Adesina was addressing a debate entitled: The New Tech Era: Job-killer or Job-creator?organised by The Africa Report and Jeune Afrique as part of the2019 Mo Ibrahim Governance Weekend.
“The people who control data, will control Africa. Coding must be compulsory, at all levels. The currency of the future is going to be coding,” Adesina said. “Information technology must not be the exclusive privilege of the elite, we must democratize technology,” he added.
Panelists included Pascal Lamy, board Director of the Mo Ibrahim Foundation and past Director-General of the World Trade Organization; Eric Kacou, an Ivorian businessman and co-founder of ESP Solutions; Chioma Agwuegbo, a Nigerian tech specialist and Zyad Liman, publishing director of Afrique Magazine.
In his welcome remarks, Mo Ibrahim urged the panelists to think about ways to address the “tsunami of young people entering the job market.”

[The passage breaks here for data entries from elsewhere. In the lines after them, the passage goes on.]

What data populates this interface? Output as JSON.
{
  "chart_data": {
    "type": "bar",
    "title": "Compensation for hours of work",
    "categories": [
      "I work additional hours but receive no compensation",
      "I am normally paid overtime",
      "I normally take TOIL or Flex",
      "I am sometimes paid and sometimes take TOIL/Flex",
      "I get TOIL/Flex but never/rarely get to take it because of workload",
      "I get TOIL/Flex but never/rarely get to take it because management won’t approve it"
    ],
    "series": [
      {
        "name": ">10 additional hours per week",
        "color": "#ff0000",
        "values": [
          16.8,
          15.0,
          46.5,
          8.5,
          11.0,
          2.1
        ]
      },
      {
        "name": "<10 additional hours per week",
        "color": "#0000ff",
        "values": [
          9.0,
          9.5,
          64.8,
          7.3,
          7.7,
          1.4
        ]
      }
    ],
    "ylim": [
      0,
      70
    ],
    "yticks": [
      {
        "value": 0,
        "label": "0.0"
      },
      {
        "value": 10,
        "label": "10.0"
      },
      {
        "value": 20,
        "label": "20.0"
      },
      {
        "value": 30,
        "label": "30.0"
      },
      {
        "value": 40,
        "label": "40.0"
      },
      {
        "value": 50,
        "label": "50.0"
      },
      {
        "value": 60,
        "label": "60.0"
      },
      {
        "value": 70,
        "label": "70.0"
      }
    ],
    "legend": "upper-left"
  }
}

In response to that call to action, Kacou insisted on the need for “a change in mindset to move from BBC or Born Before Computers to rethinking education to teach people how to learn and help them solve problems.”
Panellists acknowledged the critical role the tech industry can play in Africa’s economic transformation through the continent’s digitization. However, they agreed on the urgent need to upgrade the skills of the past, to do it fast, and move away from the social fear of technology.
Research has shown that if governments harness the full economic potential of just the internet, Africa could add $300 billion to its GDP by 2025. Also, 70% of all jobs will have an ICT component by 2020.
Opportunities to transform Africa through technology are endless. In agriculture, drones can monitor crops, Artificial Intelligence can speed varietal selection, and the Internet of the Things can control smart irrigation systems. Block chains can also aid food traceability.
“We must grab the opportunities…We must democratize technology. Africa should prepare itself. Digital technologies, including Artificial intelligence, big data analytics, blockchains, 3D printing, are already upon us,” Adesina concluded.
The three-hour interactive session ended with members of the audience calling for accelerated policy reforms and creating an enabling environment for innovative technology to thrive. The issue of data protection, identity protection and fake news and how to turn population into assets, topped discussions.